11. "8. Conclusion": It could be useful to add references or a glimpse of how-to for some of your future work claims in order to provide a sustainable direction, particularly in the sentences "as incremental generation has only been tackled recently" and "handling schema-level (ontology and mappings) changes efficiently is an important aspect to be considered."

Minor remarks:
- Typo in "6.2. Evaluation setup": "to use theLDES Logical Target" => add a space before LDES.
- Missing caption in "Table 6" => add "Lower is better".
- Typo in "Table 12": "Total execution time (s" => add a closing parenthesis.

Refs:
- [1] "Designing NORIA: a Knowledge Graph-based Platform for Anomaly Detection and Incident Management in ICT Systems" (Tailhardat, et al. 2023) https://ceur-ws.org/Vol-3471/paper3.pdf

Review #3
Anonymous submitted on 27/Apr/2025
Suggestion:
Minor Revision
Review Comment:

The resource under review, Incremental Knowledge Graph Construction from Heterogeneous Data Sources, is the second iteration of a research work that describes an incremental approach towards the construction of KG resources that enables the detection, versioning and RDF materialisation of datasets that change over time.
Following on from my review of the previous version of this paper (review 4) I will proceed to make some comments related to how the points that were raised there have been addressed by the authors of the paper.

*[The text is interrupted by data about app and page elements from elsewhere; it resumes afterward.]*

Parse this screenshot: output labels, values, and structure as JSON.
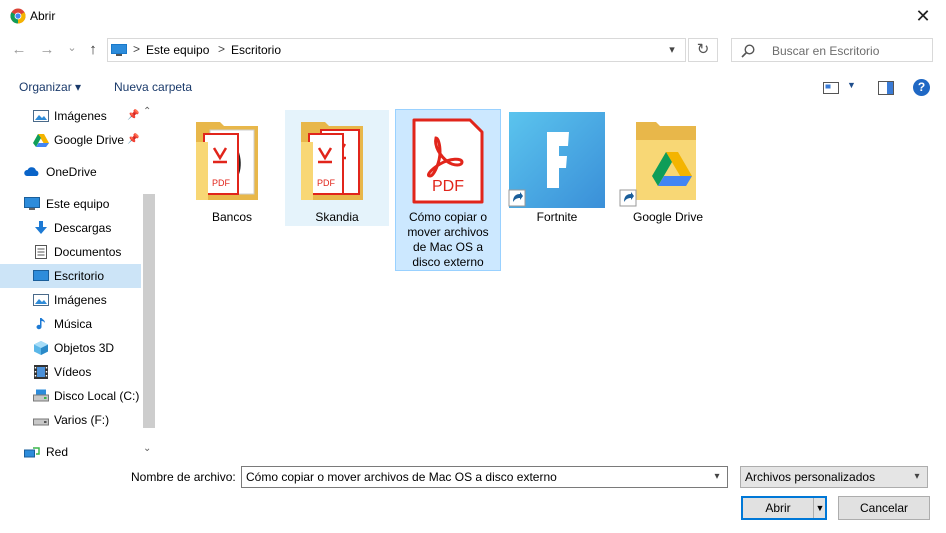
{
  "window": {
    "title": "Abrir",
    "close": "✕"
  },
  "nav": {
    "back": "←",
    "forward": "→",
    "recent": "⌄",
    "up": "↑",
    "breadcrumb": [
      "Este equipo",
      "Escritorio"
    ],
    "separator": ">",
    "refresh": "↻",
    "search_placeholder": "Buscar en Escritorio"
  },
  "toolbar": {
    "organize": "Organizar ▾",
    "new_folder": "Nueva carpeta",
    "help": "?"
  },
  "sidebar": {
    "items": [
      {
        "label": "Imágenes",
        "icon": "pictures-icon",
        "pinned": true
      },
      {
        "label": "Google Drive",
        "icon": "google-drive-icon",
        "pinned": true
      },
      {
        "label": "OneDrive",
        "icon": "onedrive-icon",
        "pinned": false
      },
      {
        "label": "Este equipo",
        "icon": "computer-icon",
        "pinned": false
      },
      {
        "label": "Descargas",
        "icon": "downloads-icon",
        "pinned": false
      },
      {
        "label": "Documentos",
        "icon": "documents-icon",
        "pinned": false
      },
      {
        "label": "Escritorio",
        "icon": "desktop-icon",
        "pinned": false,
        "selected": true
      },
      {
        "label": "Imágenes",
        "icon": "pictures-icon",
        "pinned": false
      },
      {
        "label": "Música",
        "icon": "music-icon",
        "pinned": false
      },
      {
        "label": "Objetos 3D",
        "icon": "3d-objects-icon",
        "pinned": false
      },
      {
        "label": "Vídeos",
        "icon": "videos-icon",
        "pinned": false
      },
      {
        "label": "Disco Local (C:)",
        "icon": "local-disk-icon",
        "pinned": false
      },
      {
        "label": "Varios (F:)",
        "icon": "drive-icon",
        "pinned": false
      },
      {
        "label": "Red",
        "icon": "network-icon",
        "pinned": false
      }
    ]
  },
  "files": [
    {
      "name": "Bancos",
      "type": "folder-pdf"
    },
    {
      "name": "Skandia",
      "type": "folder-pdf"
    },
    {
      "name": "Cómo copiar o mover archivos de Mac OS a disco externo",
      "name_lines": [
        "Cómo copiar o",
        "mover archivos",
        "de Mac OS a",
        "disco externo"
      ],
      "type": "pdf",
      "badge": "PDF"
    },
    {
      "name": "Fortnite",
      "type": "shortcut"
    },
    {
      "name": "Google Drive",
      "type": "folder-shortcut"
    }
  ],
  "bottom": {
    "filename_label": "Nombre de archivo:",
    "filename_value": "Cómo copiar o mover archivos de Mac OS a disco externo",
    "filetype_value": "Archivos personalizados",
    "open_label": "Abrir",
    "cancel_label": "Cancelar"
  },
  "colors": {
    "accent": "#0078d7",
    "pdf_red": "#e1251b",
    "folder": "#f8d775",
    "selection": "#cce8ff"
  }
}
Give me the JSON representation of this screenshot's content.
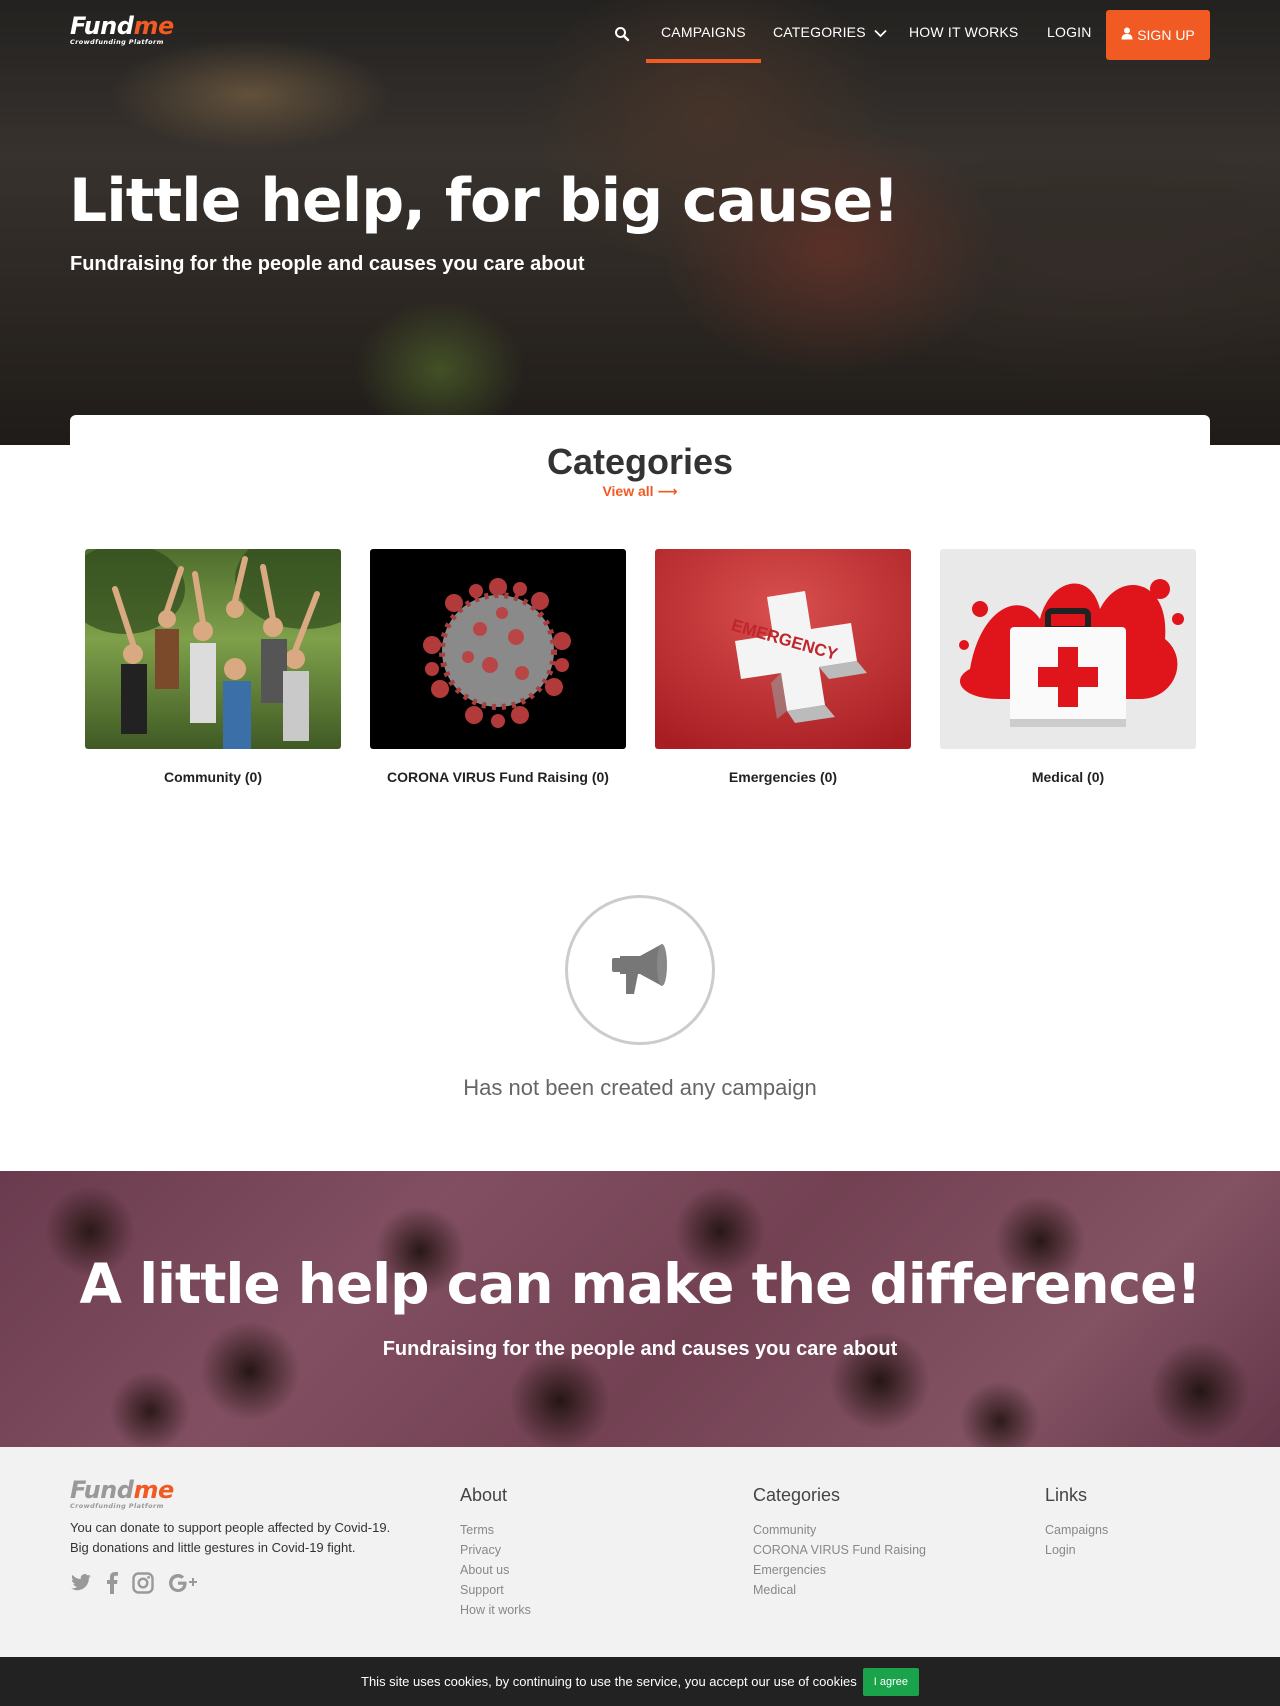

In the previous review a first issue was highlighted with the evaluation strategy, where the two strategies being compared produced different objects, one a materialised KG, the other the triples of the modified members, and as such could not be meaningfully compared. The authors have taken on board this point and have proceeded to expand their evaluation to include an interpretation step, using SPARQL UPDATE queries, at the end of their CHANGE strategy that now yields a materialised graph.

I am however not really convinced by this approach that they have taken and I think that there might have been some confusion which I’m going to try to clarify.
The point of highlighting that the pipelines produced different objects and as such there was not a ‘like for like’ comparison was that it meant that the results produced (especially the new ratios now introduced) could be called into question. But I’ve noticed that the same tables and figures (tables 6-11 and figures 4-6) from the first version were simply reproduced now under the header of a ‘functional evaluation’.
What I was expecting though, was to see exactly what the authors have done for the ‘functional evaluation’, with the same kind of tables and figures, but with the numbers measured using the CHANGE strategy that included the ‘interpretation step’ that they use in section 7.4.

In this last section (7.4), for example, the authors begin by saying that “we also put this into practice by ingesting the real-world datasets, via SPARQL UPDATE queries, into a Virtuoso triplestore” (p. 28), but this should have actually been the evaluation, not putting something into practice. Following from this I would also ask the authors whether doing the reconciliation step via the Virtuoso triplestore was a choice or a necessity, especially given the reported limits that this appears to introduce and how I think these stand in contradiction with the claims that the authors have made about “real-world applicability, usage and impact” (p.29) of their CHANGE strategy.
Can the two graphs (from the two strategies) not be materialized offline and the same metrics as the functional evaluation be used (i.e. execution time, peak memory, initial storage, etc.) to produce updated figures and tables?

The way that the authors have addressed the other points raised in the first review are satisfactory.